Philadelphia, San Diego, and St. Louis – Four separate products liability trials ended with large plaintiff verdicts in October and November 2023, highlighting the potential danger of punitive damages. Three of these verdicts were against Monsanto in Roundup weed killer cases, while the fourth was against Mitsubishi. The bulk of the awards, totaling $3 billion, was punitive damages alone.

In Philadelphia, a jury awarded $175 million to a plaintiff who developed non-Hodgkin’s lymphoma after using Roundup for over 20 years. The jury found Monsanto liable for negligently designing Roundup and failing to warn consumers about its potential cancer-causing properties. A jury in San Diego also awarded $332 million to a plaintiff who was diagnosed with non-Hodgkin’s lymphoma after using Roundup. However, the San Diego jury only found Monsanto liable for failure to warn, not for negligent design. In Missouri, a jury awarded $1.56 billion to three plaintiffs who claimed Roundup caused their non-Hodgkin’s lymphomas. Each plaintiff was individually awarded $500 million in punitive damages. These verdicts followed a previous verdict against Monsanto in St. Louis, Missouri, which was the first defeat for Monsanto in a Roundup case.

In another case, a jury in Philadelphia awarded nearly $980 million to a plaintiff who was paralyzed in a car crash due to a seat belt failure in a Mitsubishi vehicle. The jury found that Mitsubishi improperly designed the seatbelt, leading to the large punitive damages award.

These recent verdicts highlight the potential for significant punitive damages based on alleged wrongdoing by the defendants. However, these awards may be reduced under U.S. Supreme Court precedent that limits excessive punitive damages. Nonetheless, pre-trial and trial strategies can be crucial in defending against plaintiffs seeking punitive damages.

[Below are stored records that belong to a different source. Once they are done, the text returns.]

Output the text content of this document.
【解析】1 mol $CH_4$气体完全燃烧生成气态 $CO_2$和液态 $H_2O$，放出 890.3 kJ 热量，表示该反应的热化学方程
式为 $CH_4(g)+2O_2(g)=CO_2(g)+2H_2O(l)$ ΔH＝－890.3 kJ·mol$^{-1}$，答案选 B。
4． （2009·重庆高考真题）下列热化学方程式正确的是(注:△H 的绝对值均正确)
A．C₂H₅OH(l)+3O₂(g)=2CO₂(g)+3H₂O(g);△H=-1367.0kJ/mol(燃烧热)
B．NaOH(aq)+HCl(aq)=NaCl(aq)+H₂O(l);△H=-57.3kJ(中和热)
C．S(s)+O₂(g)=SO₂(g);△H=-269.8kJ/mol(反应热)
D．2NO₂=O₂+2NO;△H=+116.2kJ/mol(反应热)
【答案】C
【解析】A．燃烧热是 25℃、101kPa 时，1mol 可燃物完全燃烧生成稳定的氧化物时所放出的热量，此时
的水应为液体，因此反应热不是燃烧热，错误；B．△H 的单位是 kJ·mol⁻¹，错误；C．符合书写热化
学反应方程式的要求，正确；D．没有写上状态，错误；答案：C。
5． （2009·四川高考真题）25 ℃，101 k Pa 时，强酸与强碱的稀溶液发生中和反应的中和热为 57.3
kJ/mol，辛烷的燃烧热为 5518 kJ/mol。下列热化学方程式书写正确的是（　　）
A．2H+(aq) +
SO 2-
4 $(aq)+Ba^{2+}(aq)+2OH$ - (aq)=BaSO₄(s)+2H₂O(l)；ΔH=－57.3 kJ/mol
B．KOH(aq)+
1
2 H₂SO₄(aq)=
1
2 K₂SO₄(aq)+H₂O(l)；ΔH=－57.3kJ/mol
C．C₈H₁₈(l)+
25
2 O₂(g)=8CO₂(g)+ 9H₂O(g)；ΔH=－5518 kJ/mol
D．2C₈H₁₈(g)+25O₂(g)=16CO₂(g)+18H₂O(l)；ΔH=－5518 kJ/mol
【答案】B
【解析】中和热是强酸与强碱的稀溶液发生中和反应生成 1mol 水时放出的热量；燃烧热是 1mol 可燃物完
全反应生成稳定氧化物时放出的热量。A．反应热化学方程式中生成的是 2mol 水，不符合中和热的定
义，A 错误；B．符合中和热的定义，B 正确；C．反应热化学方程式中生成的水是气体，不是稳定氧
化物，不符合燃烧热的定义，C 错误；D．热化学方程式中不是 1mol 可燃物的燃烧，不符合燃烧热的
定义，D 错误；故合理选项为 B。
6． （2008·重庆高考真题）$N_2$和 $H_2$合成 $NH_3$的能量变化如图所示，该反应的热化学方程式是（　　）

In other news, the FDA is proposing to permanently incorporate the use of remote monitoring tools for all drug inspection programs through new draft guidance. These tools were initially permitted as temporary measures during the public health emergency. The FDA will use risk management methods to determine when remote inspections are appropriate, and facilities are encouraged to participate. The draft guidance outlines the use of videoconferences, livestreaming, and document evaluation through FDA IT platforms during remote inspections. Facilities will receive written observations and are encouraged to respond within 15 business days.

California is leading the way in banning certain chemicals in personal care products and food additives. The state recently expanded its ban on 24 chemicals to a total of 50. California’s actions in this area are significant due to its large economy, and it is likely that other states and the FDA will follow suit. The ban on certain food additives in California, such as Red Dye 3 and brominated vegetable oil, aligns with the European Union’s previous bans on these additives due to health concerns.

In the realm of PFAS litigation, putative class actions asserting misleading advertising claims based on the alleged presence of PFAS in consumer products are on the rise. However, recent court decisions have dismissed such claims that solely rely on general product testing and demand more specific allegations tied to the products at issue.

In summary, recent verdicts in product liability trials have highlighted the potential for significant punitive damages. The FDA is moving towards permanently incorporating remote inspection tools, and California’s regulatory actions on chemical bans in personal care products and food additives may influence similar restrictions across the United States. The courts are demanding more specific allegations in PFAS-related class actions.